Write an equation in the form \(y=\ldots\) suggested by the pattern in the table.

\(x\) \(y\)
\(0\) \(-4\)
\(1\) \(-6\)
\(2\) \(-8\)
\(3\) \(-10\)

We consider how the values change from one row to the next. From row to row, the \(x\)-value increases by \(1\text{.}\) Also, the \(y\)-value decreases by \(2\) from row to row.

\(x\) \(y\)
\(0\) \(-4\)
\({}+1\rightarrow\) \(1\) \(-6\) \(\leftarrow{}-2\)
\({}+1\rightarrow\) \(2\) \(-8\) \(\leftarrow{}-2\)
\({}+1\rightarrow\) \(3\) \(-10\) \(\leftarrow{}-2\)

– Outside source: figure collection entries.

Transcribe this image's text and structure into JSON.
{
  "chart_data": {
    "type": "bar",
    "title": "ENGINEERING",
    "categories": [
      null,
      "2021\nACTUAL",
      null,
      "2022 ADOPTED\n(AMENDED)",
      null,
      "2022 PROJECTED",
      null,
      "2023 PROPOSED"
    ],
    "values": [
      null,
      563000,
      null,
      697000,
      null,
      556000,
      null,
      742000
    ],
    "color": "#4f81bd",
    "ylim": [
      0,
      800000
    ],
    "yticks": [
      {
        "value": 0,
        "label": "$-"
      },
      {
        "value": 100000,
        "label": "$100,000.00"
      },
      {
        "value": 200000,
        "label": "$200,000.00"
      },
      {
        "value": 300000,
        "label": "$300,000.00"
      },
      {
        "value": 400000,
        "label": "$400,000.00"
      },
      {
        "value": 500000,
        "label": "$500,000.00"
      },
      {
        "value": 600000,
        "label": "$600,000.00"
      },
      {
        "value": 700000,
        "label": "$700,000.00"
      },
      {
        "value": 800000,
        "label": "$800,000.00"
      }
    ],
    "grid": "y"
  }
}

Since row-to-row change is always \(1\) for \(x\) and is always \(-2\) for \(y\text{,}\) the rate of change from one row to another row is always the same: \(-2\) units of \(y\) for every \(1\) unit of \(x\text{.}\)

We know that the output for \(x = 0\) is \(y = -4\text{.}\) And our observation about the constant rate of change tells us that if we increase the input by \(x\) units from \(0\text{,}\) the ouput should decrease by \(\overbrace{(-2)+(-2)+\cdots+(-2)}^{x\text{ times}}\text{,}\) which is \(-2x\text{.}\) So the output would be \(-4-2x\text{.}\)

So the equation is \(y=-2x-4\text{.}\)